En este contexto, Emilio Cataldo, socio de Impuestos de Deloitte destacó una particularidad y es que no se generan saldos instantáneos a favor de los empleados para devolver lo que ya pagaron.

"A partir de la nueva tabla, se genera un excedente para el empleado que pagó el impuesto tal como estaba desde enero de 2010, ya que es retroactivo. El saldo a favor se devuelve descontándolo de las futuras retenciones", destacó en diálogo con La Nación.

De este modo, si a fin de año todavía no se compensó, el saldo se liquida en febrero de 2011. Esto afectará a quienes pagaban Ganancias pero dejaron de hacerlo con la normativa.

De este modo, la retroactividad logra que el Gobierno le gane a la inflación.

Julián de Diego, director del estudio de abogados de Diego y Asociados, destacó al matutino que es engorroso para las empresas reliquidar este impuesto a mitad de año, porque es anual.

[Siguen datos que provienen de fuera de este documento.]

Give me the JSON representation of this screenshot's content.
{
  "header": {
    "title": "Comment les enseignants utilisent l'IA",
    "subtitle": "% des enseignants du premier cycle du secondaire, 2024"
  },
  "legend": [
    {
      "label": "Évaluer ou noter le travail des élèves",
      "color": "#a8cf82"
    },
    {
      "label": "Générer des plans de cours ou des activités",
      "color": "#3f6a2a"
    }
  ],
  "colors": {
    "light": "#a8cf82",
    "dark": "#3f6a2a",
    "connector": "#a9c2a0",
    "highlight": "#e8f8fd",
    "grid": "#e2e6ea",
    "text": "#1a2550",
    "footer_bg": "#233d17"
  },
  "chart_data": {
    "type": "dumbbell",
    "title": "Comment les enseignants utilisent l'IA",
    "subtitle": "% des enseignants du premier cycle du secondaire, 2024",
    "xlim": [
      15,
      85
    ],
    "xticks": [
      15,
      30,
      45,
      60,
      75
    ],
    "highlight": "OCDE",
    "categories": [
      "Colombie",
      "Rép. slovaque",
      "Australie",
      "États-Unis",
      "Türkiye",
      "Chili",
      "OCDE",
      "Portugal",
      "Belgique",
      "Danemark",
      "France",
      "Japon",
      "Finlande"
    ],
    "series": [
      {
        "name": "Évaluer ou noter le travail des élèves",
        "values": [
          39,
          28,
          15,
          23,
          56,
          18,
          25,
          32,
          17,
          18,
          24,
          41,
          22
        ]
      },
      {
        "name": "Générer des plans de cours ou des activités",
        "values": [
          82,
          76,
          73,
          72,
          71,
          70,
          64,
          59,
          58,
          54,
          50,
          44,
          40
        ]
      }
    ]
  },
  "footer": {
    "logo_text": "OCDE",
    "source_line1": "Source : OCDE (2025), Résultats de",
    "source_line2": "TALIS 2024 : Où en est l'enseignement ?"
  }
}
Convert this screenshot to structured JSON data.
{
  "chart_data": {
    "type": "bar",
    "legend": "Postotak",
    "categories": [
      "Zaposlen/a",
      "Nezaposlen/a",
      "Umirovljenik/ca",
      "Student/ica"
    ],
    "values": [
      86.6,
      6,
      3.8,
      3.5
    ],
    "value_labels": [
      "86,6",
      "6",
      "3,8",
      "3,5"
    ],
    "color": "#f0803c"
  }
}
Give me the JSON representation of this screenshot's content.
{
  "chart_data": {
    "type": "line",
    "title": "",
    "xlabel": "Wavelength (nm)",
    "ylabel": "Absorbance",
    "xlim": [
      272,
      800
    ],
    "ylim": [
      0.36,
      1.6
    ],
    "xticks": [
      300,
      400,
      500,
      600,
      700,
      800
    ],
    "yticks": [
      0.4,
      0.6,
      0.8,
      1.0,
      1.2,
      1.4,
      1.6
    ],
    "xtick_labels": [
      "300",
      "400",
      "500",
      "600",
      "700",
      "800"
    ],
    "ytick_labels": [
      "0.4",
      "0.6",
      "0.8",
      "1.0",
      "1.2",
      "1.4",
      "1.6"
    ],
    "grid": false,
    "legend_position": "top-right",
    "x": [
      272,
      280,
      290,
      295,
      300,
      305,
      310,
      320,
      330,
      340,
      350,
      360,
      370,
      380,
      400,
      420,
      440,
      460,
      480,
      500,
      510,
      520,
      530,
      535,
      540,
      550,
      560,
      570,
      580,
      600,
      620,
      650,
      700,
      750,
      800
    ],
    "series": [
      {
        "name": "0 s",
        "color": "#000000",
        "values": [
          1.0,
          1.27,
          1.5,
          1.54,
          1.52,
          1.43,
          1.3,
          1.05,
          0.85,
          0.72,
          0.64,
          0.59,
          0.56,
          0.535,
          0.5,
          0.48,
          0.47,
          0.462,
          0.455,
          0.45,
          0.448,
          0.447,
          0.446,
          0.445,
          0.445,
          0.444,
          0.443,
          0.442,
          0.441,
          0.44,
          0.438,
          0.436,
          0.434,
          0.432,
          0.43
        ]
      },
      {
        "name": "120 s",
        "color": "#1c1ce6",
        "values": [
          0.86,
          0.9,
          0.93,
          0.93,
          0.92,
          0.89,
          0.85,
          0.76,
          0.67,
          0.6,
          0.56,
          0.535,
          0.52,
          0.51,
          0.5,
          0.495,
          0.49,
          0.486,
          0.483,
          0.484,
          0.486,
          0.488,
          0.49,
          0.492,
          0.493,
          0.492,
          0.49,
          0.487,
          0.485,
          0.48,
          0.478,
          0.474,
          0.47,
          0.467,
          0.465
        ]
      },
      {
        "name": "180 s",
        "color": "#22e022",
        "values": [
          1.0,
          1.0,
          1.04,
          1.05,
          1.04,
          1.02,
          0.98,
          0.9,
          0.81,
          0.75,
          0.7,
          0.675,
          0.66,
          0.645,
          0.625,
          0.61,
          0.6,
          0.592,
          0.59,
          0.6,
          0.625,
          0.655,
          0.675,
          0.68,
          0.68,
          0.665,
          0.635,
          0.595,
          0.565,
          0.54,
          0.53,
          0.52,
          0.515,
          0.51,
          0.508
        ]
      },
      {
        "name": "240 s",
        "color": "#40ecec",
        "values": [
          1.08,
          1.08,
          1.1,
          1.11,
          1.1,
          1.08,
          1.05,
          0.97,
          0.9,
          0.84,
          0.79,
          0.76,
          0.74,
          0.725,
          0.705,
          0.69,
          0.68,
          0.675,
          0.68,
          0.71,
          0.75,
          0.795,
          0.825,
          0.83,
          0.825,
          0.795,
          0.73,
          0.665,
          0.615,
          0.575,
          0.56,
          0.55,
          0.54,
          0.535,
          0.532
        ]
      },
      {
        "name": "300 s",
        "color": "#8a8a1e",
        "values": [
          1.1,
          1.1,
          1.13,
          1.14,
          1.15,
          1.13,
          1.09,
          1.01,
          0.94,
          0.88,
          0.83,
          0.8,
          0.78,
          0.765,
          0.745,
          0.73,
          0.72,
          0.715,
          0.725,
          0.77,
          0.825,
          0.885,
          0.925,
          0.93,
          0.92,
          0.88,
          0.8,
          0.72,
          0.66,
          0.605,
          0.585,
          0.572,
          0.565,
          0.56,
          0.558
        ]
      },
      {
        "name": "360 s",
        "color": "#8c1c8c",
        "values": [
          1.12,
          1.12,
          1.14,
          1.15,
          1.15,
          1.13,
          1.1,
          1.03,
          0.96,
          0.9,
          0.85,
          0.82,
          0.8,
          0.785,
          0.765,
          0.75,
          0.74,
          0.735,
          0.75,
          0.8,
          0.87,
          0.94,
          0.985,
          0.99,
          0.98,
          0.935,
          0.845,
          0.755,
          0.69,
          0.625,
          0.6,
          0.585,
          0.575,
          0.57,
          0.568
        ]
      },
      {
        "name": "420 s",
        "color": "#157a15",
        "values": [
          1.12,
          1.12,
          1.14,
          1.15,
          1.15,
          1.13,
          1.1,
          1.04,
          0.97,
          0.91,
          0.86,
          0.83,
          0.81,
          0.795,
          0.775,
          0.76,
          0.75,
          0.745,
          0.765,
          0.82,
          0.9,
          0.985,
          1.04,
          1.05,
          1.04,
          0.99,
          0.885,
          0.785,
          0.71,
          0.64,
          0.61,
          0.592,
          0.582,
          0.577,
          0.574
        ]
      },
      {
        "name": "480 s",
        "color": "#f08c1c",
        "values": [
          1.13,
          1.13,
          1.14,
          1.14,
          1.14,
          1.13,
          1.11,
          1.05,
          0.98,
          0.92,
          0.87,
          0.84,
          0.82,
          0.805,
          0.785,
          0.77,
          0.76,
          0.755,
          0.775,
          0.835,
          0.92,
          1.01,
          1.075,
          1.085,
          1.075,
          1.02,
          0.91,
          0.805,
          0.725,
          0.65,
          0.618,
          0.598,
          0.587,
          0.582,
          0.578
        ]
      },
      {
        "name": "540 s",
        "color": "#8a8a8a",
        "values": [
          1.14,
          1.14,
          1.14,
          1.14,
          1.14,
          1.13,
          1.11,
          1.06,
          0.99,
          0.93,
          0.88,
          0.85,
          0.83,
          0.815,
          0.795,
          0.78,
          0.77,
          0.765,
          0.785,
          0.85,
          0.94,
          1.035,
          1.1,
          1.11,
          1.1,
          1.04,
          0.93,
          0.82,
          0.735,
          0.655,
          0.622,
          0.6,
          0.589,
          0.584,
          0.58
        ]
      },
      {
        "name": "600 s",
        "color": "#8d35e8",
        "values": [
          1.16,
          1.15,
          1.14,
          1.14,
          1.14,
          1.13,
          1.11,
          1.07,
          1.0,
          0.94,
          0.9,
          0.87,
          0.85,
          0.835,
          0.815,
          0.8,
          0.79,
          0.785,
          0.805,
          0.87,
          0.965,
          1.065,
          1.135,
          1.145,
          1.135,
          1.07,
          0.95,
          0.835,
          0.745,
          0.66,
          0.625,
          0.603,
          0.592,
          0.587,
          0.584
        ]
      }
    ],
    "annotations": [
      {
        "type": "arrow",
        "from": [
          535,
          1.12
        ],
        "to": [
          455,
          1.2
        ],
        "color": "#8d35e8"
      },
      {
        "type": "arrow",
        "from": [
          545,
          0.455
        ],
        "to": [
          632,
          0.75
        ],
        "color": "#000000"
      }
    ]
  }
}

Al no haber aumentado el mínimo no imponible en enero se empezó a descontar mes a mes. De este modo, con el cambio, se devolverá de la misma forma y entonces, la inflación actúa y va licuando los saldos.

Para el especialista, el impuesto está retrasado un 40 o 50% si siguiera el curso de los aumentos de salarios y la inflación.

"Desde el punto de vista financiero, el impacto para la empresa es neutro", afirmó Cataldo. Pero otra es la historia si se mira con atención los cambios en los procesos de liquidación de sueldos, que deben ajsutarse en pocos días para adaptarse a la nueva normativa.

Asimismo, Mario Volman, socio de Kaplan, Volman y Asociados, argumentó que “si la suba de las deducciones personales no se la complementa con la actualización total del esquema de alícuotas progresivas, habrá numerosas personas que saltarán de tasa debido a la actualización por inflación de las rentas sufriendo un mayor impacto del impuesto”.